PGR y Fiscalía General: ¿sólo un cambio de nombre?

Hoy denunciar se percibe como pérdida de tiempo o incluso con el riesgo de ser extorsionado. No es deseable un cambio de nombre que no genere cambios estructurales en la manera de investigar.

Por: Lucía Chávez (@LucyChavezV)

El 10 de febrero de 2014 se publicó en el Diario Oficial de la Federación un Decreto de reforma constitucional por el que Procuraduría General de la República sería sustituida por la Fiscalía General de la República. La reforma al artículo 102 constitucional contempla que el Ministerio Público se organice en una Fiscalía General de la República como órgano público autónomo, dotado de personalidad jurídica y de patrimonio propios. Eso es un aspecto positivo pues se cumplirá el ideal de independencia de quien investiga y persigue los delitos en el país.

Si bien la reforma logró un gran avance, aún no es suficiente para garantizar una elección de un Fiscal independiente y diseñar una Fiscalía eficaz que sí funcione.

Por ello, actualmente existen iniciativas en el Senado de la República para reformar el texto del artículo 102. Si bien algunas abordan elementos que permitirían garantizar en cierta medida la operatividad de la Fiscalía, otras pareciera que sólo buscan modificar el nombre de la institución; es decir, pretenden que se perpetúe la actual PGR bajo otro nombre. La reforma de 2014 y las iniciativas que están en el Senado aún carecen de candados que garanticen la operatividad, independencia y especialización de la Fiscalía de una manera integral.

Se debe garantizar un trabajo multidisciplinario e integral para la reforma constitucional, diseño legal e institucional de la Fiscalía, en el que se escuchen y sean tomadas en cuenta todas las voces expertas. De lo contrario, la institución estará destinada al fracaso y México a continuar en la crisis de corrupción, violencia, impunidad y violaciones a derechos humanos que vive hasta ahora.

Varias organizaciones de la sociedad civil, academia, empresarios, empresarias, expertas y expertos en la materia nos hemos conformado en el grupo #FiscalíaQueSirva, pues nos preocupa el rumbo que pueda tomar la procuración de justicia en el país. Consideramos que una reforma eficaz al 102 debe contar con un formato de parlamento abierto, en donde se escuchen las voces de la sociedad.

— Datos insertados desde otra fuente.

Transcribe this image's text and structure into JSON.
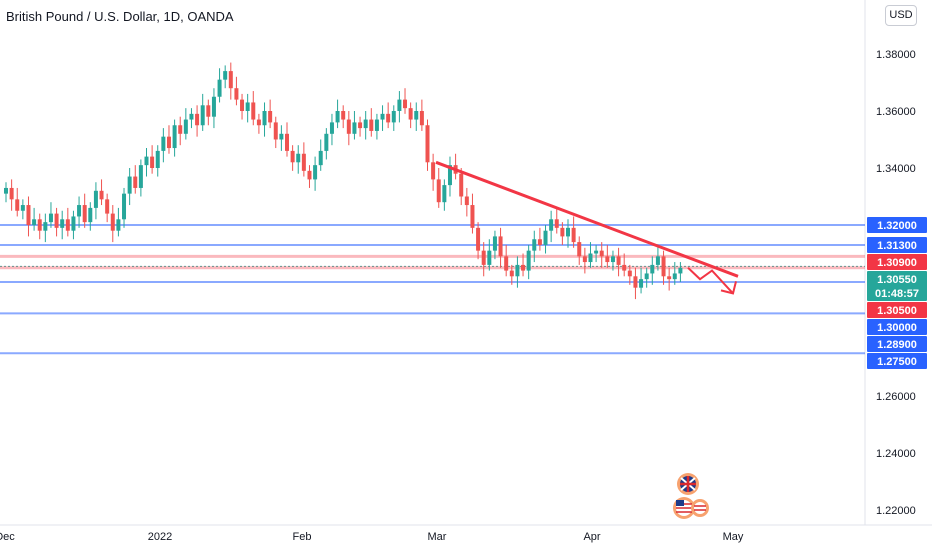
{
  "header": {
    "title": "British Pound / U.S. Dollar, 1D, OANDA",
    "currency_button": "USD"
  },
  "colors": {
    "up": "#26a69a",
    "down": "#ef5350",
    "level_blue": "#2962ff",
    "level_red": "#f23645",
    "trendline": "#f23645"
  },
  "chart_data": {
    "type": "candlestick",
    "ylim": [
      1.215,
      1.395
    ],
    "y_ticks": [
      "1.38000",
      "1.36000",
      "1.34000",
      "1.26000",
      "1.24000",
      "1.22000"
    ],
    "x_ticks": [
      "Dec",
      "2022",
      "Feb",
      "Mar",
      "Apr",
      "May"
    ],
    "levels": [
      {
        "value": 1.32,
        "label": "1.32000",
        "style": "blue"
      },
      {
        "value": 1.313,
        "label": "1.31300",
        "style": "blue"
      },
      {
        "value": 1.309,
        "label": "1.30900",
        "style": "red"
      },
      {
        "value": 1.3055,
        "label": "1.30550",
        "style": "current",
        "sub_label": "01:48:57"
      },
      {
        "value": 1.305,
        "label": "1.30500",
        "style": "red"
      },
      {
        "value": 1.3,
        "label": "1.30000",
        "style": "blue"
      },
      {
        "value": 1.289,
        "label": "1.28900",
        "style": "blue"
      },
      {
        "value": 1.275,
        "label": "1.27500",
        "style": "blue"
      }
    ],
    "candles_close": [
      1.333,
      1.329,
      1.325,
      1.327,
      1.32,
      1.322,
      1.318,
      1.321,
      1.324,
      1.319,
      1.322,
      1.318,
      1.323,
      1.327,
      1.321,
      1.326,
      1.332,
      1.329,
      1.324,
      1.318,
      1.322,
      1.331,
      1.337,
      1.333,
      1.341,
      1.344,
      1.34,
      1.346,
      1.351,
      1.347,
      1.355,
      1.352,
      1.357,
      1.359,
      1.355,
      1.362,
      1.358,
      1.365,
      1.371,
      1.374,
      1.368,
      1.364,
      1.36,
      1.363,
      1.357,
      1.355,
      1.36,
      1.356,
      1.35,
      1.352,
      1.346,
      1.342,
      1.345,
      1.339,
      1.336,
      1.341,
      1.346,
      1.352,
      1.356,
      1.36,
      1.357,
      1.352,
      1.356,
      1.354,
      1.357,
      1.353,
      1.357,
      1.359,
      1.356,
      1.36,
      1.364,
      1.361,
      1.357,
      1.36,
      1.355,
      1.342,
      1.336,
      1.328,
      1.334,
      1.341,
      1.338,
      1.33,
      1.327,
      1.319,
      1.311,
      1.306,
      1.311,
      1.316,
      1.309,
      1.304,
      1.302,
      1.306,
      1.304,
      1.311,
      1.315,
      1.313,
      1.318,
      1.322,
      1.319,
      1.316,
      1.319,
      1.314,
      1.309,
      1.307,
      1.31,
      1.311,
      1.309,
      1.307,
      1.309,
      1.306,
      1.304,
      1.302,
      1.298,
      1.301,
      1.303,
      1.306,
      1.309,
      1.302,
      1.301,
      1.303,
      1.305
    ],
    "trendline": {
      "start": {
        "x": "Feb 23",
        "y": 1.342
      },
      "end": {
        "x": "Apr 28",
        "y": 1.302
      }
    },
    "forecast_path": [
      [
        1.305,
        1.305
      ],
      [
        1.301,
        1.304
      ],
      [
        1.304,
        1.296
      ]
    ]
  }
}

En concreto, la reforma que se propone al artículo 102 de la Constitución debe contemplar la designación de un Fiscal General independiente, honrado, con compromiso con los derechos humanos. Un error que no se puede cometer es que el actual titular de la PGR se vuelva el Fiscal General y su personal tenga un pase automático.

En el país hay más de 30 mil personas desaparecidas, más de 150 mil asesinadas en la guerra contra el narcotráfico, más de 4 mil víctimas de tortura[1], más de 300 mil desplazadas por la violencia, ante esa grave crisis en materia de derechos humanos se debe contar con una fiscalía especial en la materia que permita generar las capacidades de especialización y la efectiva participación de las víctimas.

Así, los derechos humanos deben de estar en el centro de la creación de la Fiscalía. El diseño del 102 debe contar con garantías que aseguren la erradicación de la impunidad, construyendo capacidades para investigar y también mecanismos para que cuando las fiscalías de los estados no tengan las capacidades o la independencia para investigar, la federación pueda atraer los casos y las víctimas no se queden sin justicia. Esto debe ir de la mano con la investigación de contexto. La Fiscalía debe de romper completamente con el modelo de investigación de escritorio, burocrático y de casos aislados que no es eficaz de ninguna forma para romper con las estructuras criminales y los pactos de impunidad.

Hasta ahora, la PGR no se ha posicionado como un modelo de investigación ejemplar, al contrario, ha desincentivado las denuncias derivado de la falta de confianza en la población. Denunciar se percibe como pérdida de tiempo o incluso como un riesgo, por ejemplo de ser extorsionado. El país no necesita más de lo mismo, no es deseable un cambio de nombre que no genere cambios estructurales en la manera de investigar.

Se debe diseñar una fiscalía independiente, progresista, que otorgue certidumbre y confianza. Este diseño obvia la necesidad de participación social, transparencia y rendición de cuentas no sólo cuando ya esté funcionando la Fiscalía, sino desde ahora en su proceso de creación legal e institucional.

 

* Lucía Chávez es directora del área de investigación de la @CMDPDH.

 

 

[1] PGR. Solicitudes de información folios 0001700300414 y 0001700020615.